One Point Perspective: Adoration of the Magi

Adoration of the Magi, by Leonardo da Vinci. "The preparatory drawing for the “Adoration of the Magi,” the painting commissioned to da Vinci for the main altar of the monastery of San Donato a Scopeto near Florence, reveals the Italian genius’s innovative approach to art. His originality and mastery of perspective are evident in the magnitude of the illusionary space that he created. He drew the ground first, then a plan for the buildings and finally animated the scene with human figures and animals. Using a millimetric ruler, appointed stylus and very fine threads, da Vinci created the perspective grid to transfer the drawing on a larger scale as a painting on a wooden panel." From Share the Perspective of Genius: Leonardo's Study for the Adoration of the Magi, an online exhibition hosted by The Library of Congress.

Leonardo da Vinci's work is really wonderful to look at when learning about drawing, not only how to draw in perspective, but also how to build form with line, to represent volume, to diagram, to explain thoughts, and so on.

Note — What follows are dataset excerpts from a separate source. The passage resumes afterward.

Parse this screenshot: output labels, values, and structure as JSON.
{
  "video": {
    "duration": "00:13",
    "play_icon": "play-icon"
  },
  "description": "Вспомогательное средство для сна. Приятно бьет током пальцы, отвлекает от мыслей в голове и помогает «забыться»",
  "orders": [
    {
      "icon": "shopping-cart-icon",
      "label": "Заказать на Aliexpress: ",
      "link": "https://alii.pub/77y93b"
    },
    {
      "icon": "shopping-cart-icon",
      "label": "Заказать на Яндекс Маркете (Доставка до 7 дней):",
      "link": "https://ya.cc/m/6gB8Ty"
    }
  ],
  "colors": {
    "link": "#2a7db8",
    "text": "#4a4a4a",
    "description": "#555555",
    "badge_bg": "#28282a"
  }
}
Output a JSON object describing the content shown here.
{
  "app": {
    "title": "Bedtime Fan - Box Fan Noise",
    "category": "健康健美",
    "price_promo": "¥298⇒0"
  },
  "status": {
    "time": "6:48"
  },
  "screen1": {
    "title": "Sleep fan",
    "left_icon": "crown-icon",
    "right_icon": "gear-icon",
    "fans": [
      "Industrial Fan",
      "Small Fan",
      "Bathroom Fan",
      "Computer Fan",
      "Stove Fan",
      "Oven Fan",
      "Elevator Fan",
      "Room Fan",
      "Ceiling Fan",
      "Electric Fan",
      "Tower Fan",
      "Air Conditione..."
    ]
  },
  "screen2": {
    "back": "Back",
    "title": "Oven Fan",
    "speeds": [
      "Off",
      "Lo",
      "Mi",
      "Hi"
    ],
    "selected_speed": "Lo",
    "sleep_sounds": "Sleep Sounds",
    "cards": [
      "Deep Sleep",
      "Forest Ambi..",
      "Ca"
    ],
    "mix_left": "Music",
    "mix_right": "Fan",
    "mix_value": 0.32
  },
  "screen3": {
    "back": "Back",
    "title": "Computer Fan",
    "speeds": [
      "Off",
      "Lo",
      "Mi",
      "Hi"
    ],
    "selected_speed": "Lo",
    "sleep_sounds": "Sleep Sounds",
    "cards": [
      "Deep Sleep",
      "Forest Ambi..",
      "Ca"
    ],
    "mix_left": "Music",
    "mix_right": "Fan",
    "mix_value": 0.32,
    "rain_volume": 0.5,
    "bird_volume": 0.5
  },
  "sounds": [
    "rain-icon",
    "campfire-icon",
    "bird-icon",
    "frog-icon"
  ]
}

With regard to perspective, as it is represented in Adoration of the Magi, see the following observations: Notice vanishing lines lead to a central point, called the central vanishing point. There is only one vanishing point in this drawing, and therefore we call it a one-point perspective drawing. The point at which the central vanishing point sits is called the eye level, or horizon line. For those viewers who are are not familiar with thinking of space depicted in perspective, note how objects that are closer to the viewer are larger, and objects that are more distant appear to be smaller. Imagine standing on a long stretch of flat road. One can see the painted lines of the road converging and eventually merging at a place where the road seems to disappear. It is that point which is called the "vanishing point."

The Museum of Science has an online exhibition, Leonardo da Vinci: Scientist, Inventor, Artist, featuring Leonardo da Vinci. Below is an exerpt from one section, titled Artist:

"Leonardo got his start as an artist around 1469, when his father apprenticed him to the fabled workshop of Verocchio. Verocchio's specialty was perspective, which artists had only recently begun to get the hang of, and Leonardo quickly mastered its challenges. In fact, Leonardo quickly surpassed Verocchio, and by the time he was in his early twenties he was downright famous.

Renaissance Italy was centuries away from our culture of photographs and cinema, but Leonardo nevertheless sought a universal language in painting. With perspective and other realistic elements, Leonardo tried to create faithful renditions of life. In a culture previously dominated by highly figurative and downright strange religious paintings, Leonardo's desire to paint things realistically was bold and fresh. This call to objectivity became the standard for painters who followed in the 16th century.

No slouch when it came to the techniques of the day, Leonardo went beyond his teaching by making a scientific study of light and shadow in nature. It dawned on him that objects were not comprised of outlines, but were actually three-dimensional bodies defined by light and shadow. Known as chiaroscuro, this technique gave his paintings the soft, lifelike quality that made older paintings look cartoony and flat. He also saw that an object's detail and color changed as it receded in the distance. This technique, called sfumato, was originally developed by Flemish and Venetian painters, but of course Super-Genius Leonardo transformed it into a powerful tool for creating atmosphere and depth.

Ever the perfectionist, Leonardo turned to science in the quest to improve his artwork. His study of nature and anatomy emerged in his stunningly realistic paintings, and his dissections of the human body paved the way for remarkably accurate figures. He was the first artist to study the physical proportions of men, women and children and to use these studies to determine the "ideal" human figure. Unlike many of his contemporaries -- Michelangelo for example -- he didn't get carried away and paint ludicrously muscular bodies, which he referred to as "bags of nuts."

All in all, Leonardo believed that the artist must know not just the rules of perspective, but all the laws of nature. The eye, he believed, was the perfect instrument for learning these laws, and the artist the perfect person to illustrate them."